Television became Brown’s unexpected calling. After breaking with the United States, there were stops at CBS and Turner. Today you can see and hear him on ESPN/ABC, his growling North Jersey accent doing hoops like low screens, rear screens, double screens sound like incoming stops at Penn Station.

On the air, he remains the coach. “You have to say something that will educate the fan,” he says. He doesn’t like negativity; it’s easy. He remains enthusiastic, but neutral.

“People honestly sometimes think you favor one team over another,” he says. “I have never supported one team over another in 33 years of work.”

Brown calls fewer games than before. But for those he does — he’s about to call Celtics-Bucks Game 3 in Milwaukee on ABC on May 7 — he’s locked in, prepared.

“When the lights come on, he brings it,” says Dave Pasch, Brown’s current playing partner. “His ability to communicate the game, to teach the game, is second to none. I forget his age and I’m sure the people who listen to him do too. He just sounds like a great broadcaster.

In an age when sports voices can come and go, Brown’s stamina makes him a marvel. Dick Stockton, who called the games with Brown at CBS, says he’s “really proud” of his former colleague.

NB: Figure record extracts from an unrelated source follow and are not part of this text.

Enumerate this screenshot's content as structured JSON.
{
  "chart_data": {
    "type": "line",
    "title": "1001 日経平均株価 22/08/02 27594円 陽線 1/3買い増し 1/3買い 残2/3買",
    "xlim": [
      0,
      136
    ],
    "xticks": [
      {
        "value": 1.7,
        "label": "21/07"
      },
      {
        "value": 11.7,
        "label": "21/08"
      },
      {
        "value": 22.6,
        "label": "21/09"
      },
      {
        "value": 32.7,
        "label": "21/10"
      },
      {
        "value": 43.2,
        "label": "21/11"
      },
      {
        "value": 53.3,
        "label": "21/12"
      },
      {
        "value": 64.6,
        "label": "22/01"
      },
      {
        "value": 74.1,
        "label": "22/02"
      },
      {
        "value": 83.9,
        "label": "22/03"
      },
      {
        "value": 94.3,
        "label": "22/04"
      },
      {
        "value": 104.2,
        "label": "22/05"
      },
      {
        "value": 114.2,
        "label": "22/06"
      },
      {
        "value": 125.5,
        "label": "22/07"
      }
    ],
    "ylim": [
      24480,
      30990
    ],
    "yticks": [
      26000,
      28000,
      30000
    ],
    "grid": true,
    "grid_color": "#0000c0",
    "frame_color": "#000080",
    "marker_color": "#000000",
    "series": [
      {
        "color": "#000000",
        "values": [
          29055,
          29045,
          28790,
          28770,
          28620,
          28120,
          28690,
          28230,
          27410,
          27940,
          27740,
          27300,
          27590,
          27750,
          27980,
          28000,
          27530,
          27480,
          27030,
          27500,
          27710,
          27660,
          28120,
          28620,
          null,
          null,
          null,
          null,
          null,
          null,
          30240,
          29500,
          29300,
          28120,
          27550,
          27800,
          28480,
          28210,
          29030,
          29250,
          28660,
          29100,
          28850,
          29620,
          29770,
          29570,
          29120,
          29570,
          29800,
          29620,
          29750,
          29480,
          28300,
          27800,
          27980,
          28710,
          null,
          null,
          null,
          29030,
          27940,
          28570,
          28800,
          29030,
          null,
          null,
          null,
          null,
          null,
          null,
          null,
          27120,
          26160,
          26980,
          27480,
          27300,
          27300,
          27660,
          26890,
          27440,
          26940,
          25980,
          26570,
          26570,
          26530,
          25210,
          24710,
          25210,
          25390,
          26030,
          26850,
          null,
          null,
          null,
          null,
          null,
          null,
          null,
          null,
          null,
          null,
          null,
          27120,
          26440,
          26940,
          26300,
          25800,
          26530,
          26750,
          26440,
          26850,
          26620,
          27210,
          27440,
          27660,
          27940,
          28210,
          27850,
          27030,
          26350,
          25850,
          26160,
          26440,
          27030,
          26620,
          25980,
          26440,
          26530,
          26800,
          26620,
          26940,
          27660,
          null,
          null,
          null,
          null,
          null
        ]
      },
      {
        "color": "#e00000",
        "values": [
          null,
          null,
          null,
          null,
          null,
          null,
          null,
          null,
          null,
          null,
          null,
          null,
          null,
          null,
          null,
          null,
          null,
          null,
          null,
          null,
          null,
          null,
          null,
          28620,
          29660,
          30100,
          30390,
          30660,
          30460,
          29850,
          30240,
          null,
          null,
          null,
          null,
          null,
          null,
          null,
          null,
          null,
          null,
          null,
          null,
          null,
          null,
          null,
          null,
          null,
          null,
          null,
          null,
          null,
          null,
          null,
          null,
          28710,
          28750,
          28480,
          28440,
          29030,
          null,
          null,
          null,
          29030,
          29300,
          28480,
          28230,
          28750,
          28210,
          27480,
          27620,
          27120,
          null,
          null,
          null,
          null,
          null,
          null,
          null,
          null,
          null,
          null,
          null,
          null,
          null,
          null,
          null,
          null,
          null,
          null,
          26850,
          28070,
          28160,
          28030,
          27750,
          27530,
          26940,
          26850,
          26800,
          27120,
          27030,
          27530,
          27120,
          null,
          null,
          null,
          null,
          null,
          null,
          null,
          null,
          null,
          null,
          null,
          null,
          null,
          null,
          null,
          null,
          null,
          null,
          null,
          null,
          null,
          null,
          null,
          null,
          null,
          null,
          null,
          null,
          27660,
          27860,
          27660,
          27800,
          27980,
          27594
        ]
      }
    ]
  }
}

“The analyst has the toughest job than the play-by-play man,” Stockton told me. “Hubie needs to talk about the Whyand the How? ‘Or’ Whatand to do that at 88, the way he does, is incredible discipline.”

“Nobody can bring ‘the painted area’ to life like Hubie,” NBA commissioner Adam Silver said. “He is a cherished basketball icon for generations of players, coaches and fans and for all of us in the league office.”

The game Brown calls is different now. It’s more spread out and airy—”not at the rim, but at the top of the box,” says Brown. Analysis and 3-point shooting have changed the priorities of attack, and the elimination of manual checks and harsher penalties for fouls have toned down the physique.

Brown isn’t saying it’s good or bad. It’s just.

“Look, people today, if they like the game, that’s wonderful,” he says. “They like the way the game is played, the pace, it’s great. They enjoy long 3-point shots. And you live and you die [by it] sometimes it’s great. The fan is a different fan than the 70s, 80s, 90s and early 2000s.”

He agrees with that. It’s basketball, it’s a sport designed to evolve, and it’s always part of evolution. The playoffs are here and Hubie Brown has another game.


What do you think of Hubie Brown’s life in basketball?